I explained why you would expect that to be the case even with deterministic processing.
> What's the point of describing Newton's model as fiction if I still teach it in high schools and Universities? Because erroneous models can still be useful.
Well as I said this is also true of Einstein's theory of gravity and you presumably brought up the point to contrast universal grammar with that theory rather than point out the similarities.
> The brain does not comprehend a sentence without trying to predict its meaning. They aren't orthogonal. They're intrinsically linked
The brain is doing lots of things, we are talking about the language system. Again, if instead we were talking about the visual system no one would dispute that the visual system is doing the "seeing" and other parts of the brain are doing predicting.
In fact they must be orthogonal because once you get to the end of the sentence, where there are no next words to predict, you can still parse it even if all your predictions were wrong. So the main deterministic processing bit (universal grammar) still needs to be explained and the ancillary next-word-prediction "probabilistic" part is not relevant to its explanation.

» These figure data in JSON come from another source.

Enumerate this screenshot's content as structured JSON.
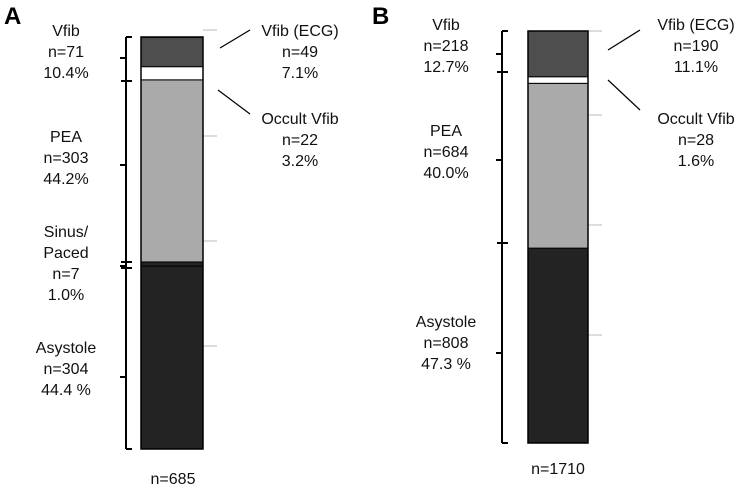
{
  "chart_data": [
    {
      "type": "bar",
      "stacked": true,
      "panel_label": "A",
      "total_label": "n=685",
      "unit": "percent",
      "ylim": [
        0,
        100
      ],
      "segments": [
        {
          "key": "asystole",
          "value": 44.4,
          "color": "#232323"
        },
        {
          "key": "sinus",
          "value": 1.0,
          "color": "#232323"
        },
        {
          "key": "pea",
          "value": 44.2,
          "color": "#aaaaaa"
        },
        {
          "key": "occult",
          "value": 3.2,
          "color": "#ffffff"
        },
        {
          "key": "vfib_ecg",
          "value": 7.1,
          "color": "#4e4e4e"
        }
      ],
      "left_labels": [
        {
          "key": "vfib",
          "lines": [
            "Vfib",
            "n=71",
            "10.4%"
          ]
        },
        {
          "key": "pea",
          "lines": [
            "PEA",
            "n=303",
            "44.2%"
          ]
        },
        {
          "key": "sinus",
          "lines": [
            "Sinus/",
            "Paced",
            "n=7",
            "1.0%"
          ]
        },
        {
          "key": "asystole",
          "lines": [
            "Asystole",
            "n=304",
            "44.4 %"
          ]
        }
      ],
      "right_labels": [
        {
          "key": "vfib_ecg",
          "lines": [
            "Vfib (ECG)",
            "n=49",
            "7.1%"
          ]
        },
        {
          "key": "occult",
          "lines": [
            "Occult Vfib",
            "n=22",
            "3.2%"
          ]
        }
      ]
    },
    {
      "type": "bar",
      "stacked": true,
      "panel_label": "B",
      "total_label": "n=1710",
      "unit": "percent",
      "ylim": [
        0,
        100
      ],
      "segments": [
        {
          "key": "asystole",
          "value": 47.3,
          "color": "#232323"
        },
        {
          "key": "pea",
          "value": 40.0,
          "color": "#aaaaaa"
        },
        {
          "key": "occult",
          "value": 1.6,
          "color": "#ffffff"
        },
        {
          "key": "vfib_ecg",
          "value": 11.1,
          "color": "#4e4e4e"
        }
      ],
      "left_labels": [
        {
          "key": "vfib",
          "lines": [
            "Vfib",
            "n=218",
            "12.7%"
          ]
        },
        {
          "key": "pea",
          "lines": [
            "PEA",
            "n=684",
            "40.0%"
          ]
        },
        {
          "key": "asystole",
          "lines": [
            "Asystole",
            "n=808",
            "47.3 %"
          ]
        }
      ],
      "right_labels": [
        {
          "key": "vfib_ecg",
          "lines": [
            "Vfib (ECG)",
            "n=190",
            "11.1%"
          ]
        },
        {
          "key": "occult",
          "lines": [
            "Occult Vfib",
            "n=28",
            "1.6%"
          ]
        }
      ]
    }
  ]
}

When a group of birds fly, each bird discovers/knows that flying just a little behind another will reduce the amount of flaps it needs to fly. When you have nearly every bird doing this, the flock form an interesting shape.
'Birds fly in a V shape' is essentially what grammar is here - a useful fiction of the underlying reality. There is structure. There is meaning but there is no rule the birds are following to get there. No invisible V shape in the sky constraining bird flight.